Air-twists are one of the most alluring decorative touches added to antique glassware, but it is entirely likely that the premise behind them was discovered inadvertently. The production of crystal glass was – given the nature of the raw materials and the immediate proximity of the creative process to fire – an essentially grubby procedure, and no matter how clean the craftsmen might try to keep their workplace, the molten mass of glass with which they worked would inevitably become contaminated with minute specks of dust or dirt which would instantly vaporise in the searing heat; this would leave the tiniest of pockets in which air could become trapped. Similarly, the act of moulding and working the glass could also enfold air within the melt. It was usual for such a paraison (the technical term for a piece of work-in-progress molten glass) to require considerable manipulation as it was formed into something approximating its finished shape – marvering or rolling, stretching and twisting. It would have been observed that once the paraison included a bubble, it was almost impossible to get rid of the imperfection; the material – at working temperature – was too thick to allow the air to escape, and too thin for it to be simply squashed out of existence. It would also have been noticed that as the paraison was stretched, so the bubble distorted, and as it was twisted, so the bubble followed suit, becoming an integral part of the mass of glass rather than an independent ‘foreign body’, drifting around at its own volition.


It didn’t take long for the glassmakers to realise that these imperfections could be purposefully introduced with some semblance of control (by pricking the melt with needles or nails), and then manipulated to their advantage to create decorative features. Initially, these were mostly in the form of more conventional bubbles, known as tears (rhyming with ‘beers’), but as soon as it became apparent that they could be worked into more aesthetic forms, the trend for air-twist decorated stems quickly gathered pace.

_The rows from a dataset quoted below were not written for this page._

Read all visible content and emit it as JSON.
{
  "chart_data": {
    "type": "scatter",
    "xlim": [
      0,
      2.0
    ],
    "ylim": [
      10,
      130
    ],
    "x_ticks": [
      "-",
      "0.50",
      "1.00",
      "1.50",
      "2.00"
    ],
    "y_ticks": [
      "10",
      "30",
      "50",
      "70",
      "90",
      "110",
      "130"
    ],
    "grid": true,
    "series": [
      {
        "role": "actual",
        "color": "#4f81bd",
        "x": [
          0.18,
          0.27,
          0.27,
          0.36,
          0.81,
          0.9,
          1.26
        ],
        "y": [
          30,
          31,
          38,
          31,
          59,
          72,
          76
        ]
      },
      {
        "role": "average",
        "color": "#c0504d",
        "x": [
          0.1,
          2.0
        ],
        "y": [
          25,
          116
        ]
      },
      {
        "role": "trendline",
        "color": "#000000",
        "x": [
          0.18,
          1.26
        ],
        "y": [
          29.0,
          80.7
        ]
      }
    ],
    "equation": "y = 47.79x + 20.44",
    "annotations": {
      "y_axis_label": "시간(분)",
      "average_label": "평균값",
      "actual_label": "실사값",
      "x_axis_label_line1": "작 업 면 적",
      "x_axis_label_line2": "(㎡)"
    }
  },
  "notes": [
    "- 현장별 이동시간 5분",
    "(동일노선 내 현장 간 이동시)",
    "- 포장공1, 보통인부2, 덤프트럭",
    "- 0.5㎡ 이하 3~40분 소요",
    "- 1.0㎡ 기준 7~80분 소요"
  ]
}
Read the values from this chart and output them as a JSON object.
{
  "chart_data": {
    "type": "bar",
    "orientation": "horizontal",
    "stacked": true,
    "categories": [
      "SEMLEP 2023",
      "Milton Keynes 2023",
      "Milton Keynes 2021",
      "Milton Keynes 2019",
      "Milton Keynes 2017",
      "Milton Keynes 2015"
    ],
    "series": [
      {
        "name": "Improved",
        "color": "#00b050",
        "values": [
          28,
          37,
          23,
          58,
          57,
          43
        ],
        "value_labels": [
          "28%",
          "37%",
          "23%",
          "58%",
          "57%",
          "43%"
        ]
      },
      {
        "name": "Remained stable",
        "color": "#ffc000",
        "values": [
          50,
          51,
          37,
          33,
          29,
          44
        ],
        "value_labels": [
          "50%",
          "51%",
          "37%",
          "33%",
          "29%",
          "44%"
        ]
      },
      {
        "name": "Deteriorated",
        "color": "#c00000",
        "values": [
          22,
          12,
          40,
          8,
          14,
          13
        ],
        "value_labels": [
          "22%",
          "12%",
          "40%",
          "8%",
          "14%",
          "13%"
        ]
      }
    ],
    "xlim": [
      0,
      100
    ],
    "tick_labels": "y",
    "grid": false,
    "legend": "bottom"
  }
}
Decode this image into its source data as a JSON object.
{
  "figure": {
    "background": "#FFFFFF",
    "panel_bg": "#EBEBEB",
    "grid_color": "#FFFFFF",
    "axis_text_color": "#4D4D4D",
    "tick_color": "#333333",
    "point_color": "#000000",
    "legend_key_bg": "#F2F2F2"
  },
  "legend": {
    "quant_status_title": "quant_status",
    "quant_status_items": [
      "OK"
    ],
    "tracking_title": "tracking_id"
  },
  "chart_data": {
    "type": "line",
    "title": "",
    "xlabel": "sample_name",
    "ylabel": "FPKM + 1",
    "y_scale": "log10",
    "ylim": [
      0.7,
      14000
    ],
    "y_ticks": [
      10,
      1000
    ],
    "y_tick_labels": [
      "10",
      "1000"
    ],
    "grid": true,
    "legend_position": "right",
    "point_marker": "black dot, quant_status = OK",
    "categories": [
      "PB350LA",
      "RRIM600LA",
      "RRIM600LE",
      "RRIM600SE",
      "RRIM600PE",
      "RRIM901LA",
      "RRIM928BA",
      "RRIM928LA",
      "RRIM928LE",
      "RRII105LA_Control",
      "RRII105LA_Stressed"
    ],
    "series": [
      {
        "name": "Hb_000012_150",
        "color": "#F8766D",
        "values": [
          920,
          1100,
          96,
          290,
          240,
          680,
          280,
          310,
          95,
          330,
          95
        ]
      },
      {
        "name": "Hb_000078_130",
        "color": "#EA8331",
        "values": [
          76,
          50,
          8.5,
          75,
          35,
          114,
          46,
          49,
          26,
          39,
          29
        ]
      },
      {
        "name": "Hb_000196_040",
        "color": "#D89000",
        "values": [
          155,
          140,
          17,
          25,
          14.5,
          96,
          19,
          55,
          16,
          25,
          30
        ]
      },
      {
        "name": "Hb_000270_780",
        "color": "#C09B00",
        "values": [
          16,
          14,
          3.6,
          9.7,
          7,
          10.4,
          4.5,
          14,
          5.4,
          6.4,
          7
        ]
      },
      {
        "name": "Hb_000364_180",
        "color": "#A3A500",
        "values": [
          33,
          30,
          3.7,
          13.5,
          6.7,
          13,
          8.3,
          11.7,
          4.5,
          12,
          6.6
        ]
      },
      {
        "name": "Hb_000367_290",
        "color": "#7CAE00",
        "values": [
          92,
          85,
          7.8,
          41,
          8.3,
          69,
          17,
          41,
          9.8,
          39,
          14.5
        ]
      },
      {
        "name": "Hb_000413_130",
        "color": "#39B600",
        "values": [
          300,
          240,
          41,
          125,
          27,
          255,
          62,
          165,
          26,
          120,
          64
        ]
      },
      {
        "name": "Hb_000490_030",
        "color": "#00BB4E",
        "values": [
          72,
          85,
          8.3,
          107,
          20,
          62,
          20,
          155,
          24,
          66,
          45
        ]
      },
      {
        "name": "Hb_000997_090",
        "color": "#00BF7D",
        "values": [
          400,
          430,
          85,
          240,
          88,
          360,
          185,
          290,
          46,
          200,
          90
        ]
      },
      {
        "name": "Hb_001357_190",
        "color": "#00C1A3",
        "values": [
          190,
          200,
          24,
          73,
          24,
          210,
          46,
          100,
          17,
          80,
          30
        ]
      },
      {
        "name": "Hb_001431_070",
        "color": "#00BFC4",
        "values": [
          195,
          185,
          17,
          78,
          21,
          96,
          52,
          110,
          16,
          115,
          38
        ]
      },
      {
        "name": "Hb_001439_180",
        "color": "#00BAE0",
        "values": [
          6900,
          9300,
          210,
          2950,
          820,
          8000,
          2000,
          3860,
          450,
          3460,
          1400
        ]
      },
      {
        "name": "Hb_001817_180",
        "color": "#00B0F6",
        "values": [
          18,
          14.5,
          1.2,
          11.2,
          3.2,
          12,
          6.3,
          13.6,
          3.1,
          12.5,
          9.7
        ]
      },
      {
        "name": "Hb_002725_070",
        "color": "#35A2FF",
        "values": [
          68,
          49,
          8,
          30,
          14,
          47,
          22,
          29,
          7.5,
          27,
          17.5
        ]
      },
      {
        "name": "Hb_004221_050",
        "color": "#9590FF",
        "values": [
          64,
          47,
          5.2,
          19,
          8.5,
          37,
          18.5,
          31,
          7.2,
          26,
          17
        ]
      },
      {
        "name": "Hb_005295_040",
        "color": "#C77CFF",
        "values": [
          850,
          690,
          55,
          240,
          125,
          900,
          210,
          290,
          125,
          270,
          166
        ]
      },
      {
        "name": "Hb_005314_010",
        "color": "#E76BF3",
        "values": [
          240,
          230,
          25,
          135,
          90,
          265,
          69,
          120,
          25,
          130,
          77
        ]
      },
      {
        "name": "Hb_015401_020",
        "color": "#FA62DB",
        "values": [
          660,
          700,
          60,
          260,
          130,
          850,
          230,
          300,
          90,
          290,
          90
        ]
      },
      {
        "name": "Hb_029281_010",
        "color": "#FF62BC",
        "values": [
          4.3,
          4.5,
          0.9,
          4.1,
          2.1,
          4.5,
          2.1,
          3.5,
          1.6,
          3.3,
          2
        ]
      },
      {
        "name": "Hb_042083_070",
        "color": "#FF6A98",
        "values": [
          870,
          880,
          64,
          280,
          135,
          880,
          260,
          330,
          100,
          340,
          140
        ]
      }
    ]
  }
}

Inevitably, increasingly complex uses of the technique were developed; combinations of canes each containing their own spirals gave rise to ‘multiple series’ twists and using both bubble-generated and opaque enamel features in one composite stem led to ‘mixed twist’ examples. It was also noted that the nature of the bubbles themselves gave rise to different effects. Very fine, round bubbles generated imperceptibly delicate gauze twists, less elongated rounds created miniature tubes known as cannulae throughout the otherwise solid stems, and if the bubbles were compressed to some extent, they took on a life of their own. Given an elliptical profile, a bubble would have two opposing planar surfaces, both of which had the ability to refract and reflect light, with the flattest variety known as tapes giving the most pronounced effect. As with any reflected light, there is the potential for increased brightness, even if only as a perceived effect, and that is what these tapes produced – the impression that, within the glass stems, there was a bright, reflective tape with a mirror-like finish. Now, early mirrors were made by coating glass with mercury and it was not, therefore, an enormous reach in understanding for these new, shiny, eye-catching features to become known as mercury twists, as if their appearance relied upon the same curious alchemy that permitted the beaus and belles of the day to regard themselves with vainglorious delight in their new-fangled mirrors.